ルーナ達は命からがら、必死で逃げてきたのでしょう。
よく見れば、ツバキはあちこち切り傷がありますし、マトイのスカートには泥が付いています。
「…大変な道のりでしたね。今日はひとまずお休みください。明日、また落ち着いたらこれからについてお話ししましょう」
バーミラを呼ぶ。
「困ったことがあれば彼女にお伝えください。最大限配慮しましょう。気長に滞在して下さっても結構ですよ」
悠久の時を生きるエルフは気が長い。
例え、マトイの天寿が全うするまで居ても困りません。
…むしろ、話し相手が増えるので嬉しくもありますね。
まぁ、そんなわけにはいかないでしょうけれど…
「…すみません。
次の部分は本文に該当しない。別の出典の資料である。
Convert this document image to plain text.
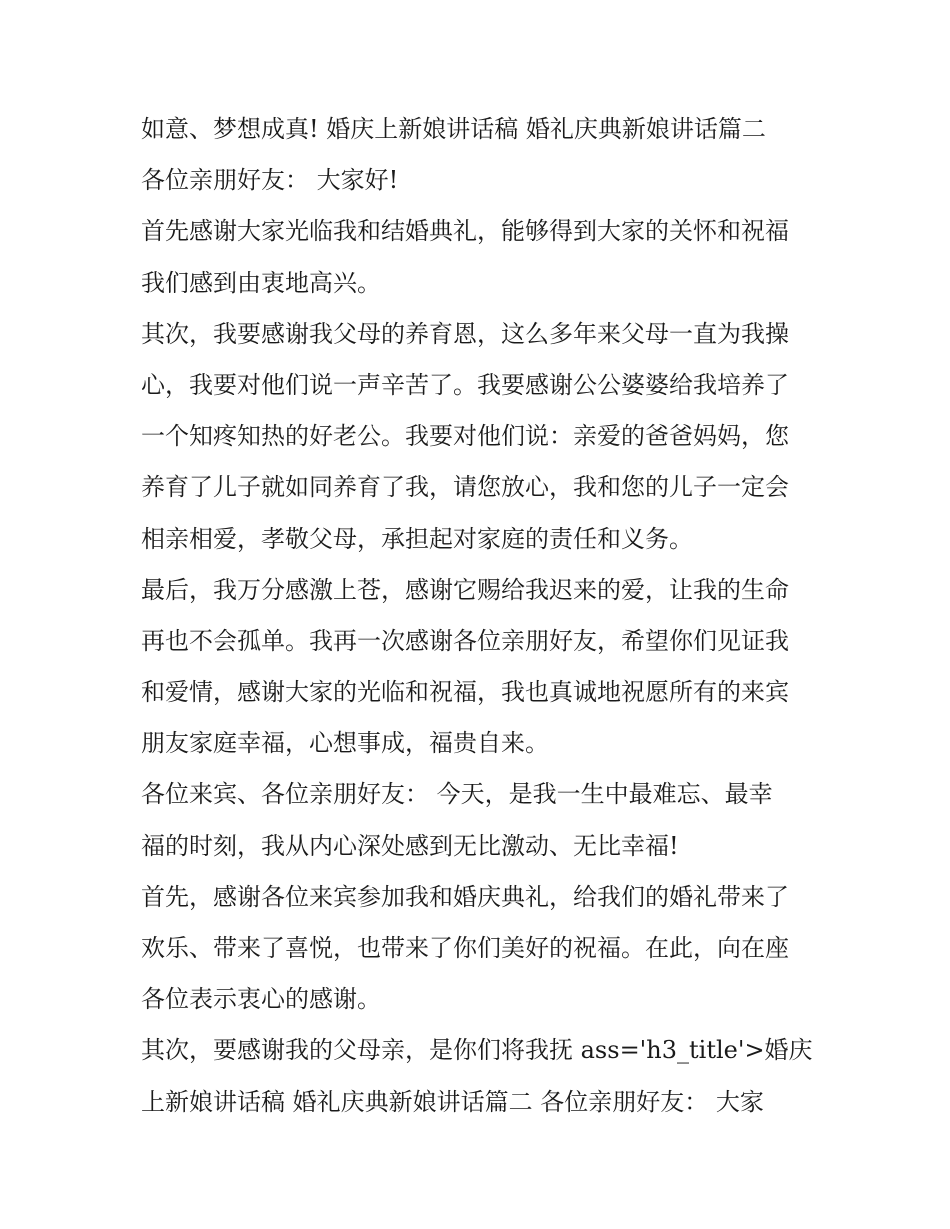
如意、梦想成真! 婚庆上新娘讲话稿 婚礼庆典新娘讲话篇二
各位亲朋好友： 大家好!
首先感谢大家光临我和结婚典礼，能够得到大家的关怀和祝福
我们感到由衷地高兴。
其次，我要感谢我父母的养育恩，这么多年来父母一直为我操
心，我要对他们说一声辛苦了。我要感谢公公婆婆给我培养了
一个知疼知热的好老公。我要对他们说：亲爱的爸爸妈妈，您
养育了儿子就如同养育了我，请您放心，我和您的儿子一定会
相亲相爱，孝敬父母，承担起对家庭的责任和义务。
最后，我万分感激上苍，感谢它赐给我迟来的爱，让我的生命
再也不会孤单。我再一次感谢各位亲朋好友，希望你们见证我
和爱情，感谢大家的光临和祝福，我也真诚地祝愿所有的来宾
朋友家庭幸福，心想事成，福贵自来。
各位来宾、各位亲朋好友： 今天，是我一生中最难忘、最幸
福的时刻，我从内心深处感到无比激动、无比幸福!
首先，感谢各位来宾参加我和婚庆典礼，给我们的婚礼带来了
欢乐、带来了喜悦，也带来了你们美好的祝福。在此，向在座
各位表示衷心的感谢。
其次，要感谢我的父母亲，是你们将我抚 ass='h3_title'>婚庆
上新娘讲话稿 婚礼庆典新娘讲话篇二 各位亲朋好友： 大家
お言葉に甘えさせて頂きます」
ツバキは私に一言挨拶するとすぐに寝室に入って眠ってしまった。
彼はほとんど喋らなかったが、やはり相当疲れていたのでしょう。
マトイを連れ、ルーナを担いで遠く離れたこの地まで、周囲を警戒しながら来たのですから。
ルーナは私と少し談笑した後、浴場へ行った。
彼女ももう70をゆうに超えている。
人間で言えば相当な長寿ですね…
「…あのっ!」
甲高い声が私の後ろで響く。
後ろを振り向くと、そこにはマトイが立っていた。
この子もそう言えば王族なのですよね。
敬称を付けた方がよろしいでしょうか…
「どうされました?マトイ様?」
笑顔で微笑む。
この子はルーナの子供の時と瓜二つですね。
あの時より、少し大人びていますが…
「じょ、女王様っ!お願いがあります」
マトイが力強い眼差しで私に言う。
「…なんでしょう?」
私に出来ることならいいのですが…
「…マークを、…マーク10世様を助けて下さい」
…思いもしない言葉が彼女の口から出てきた。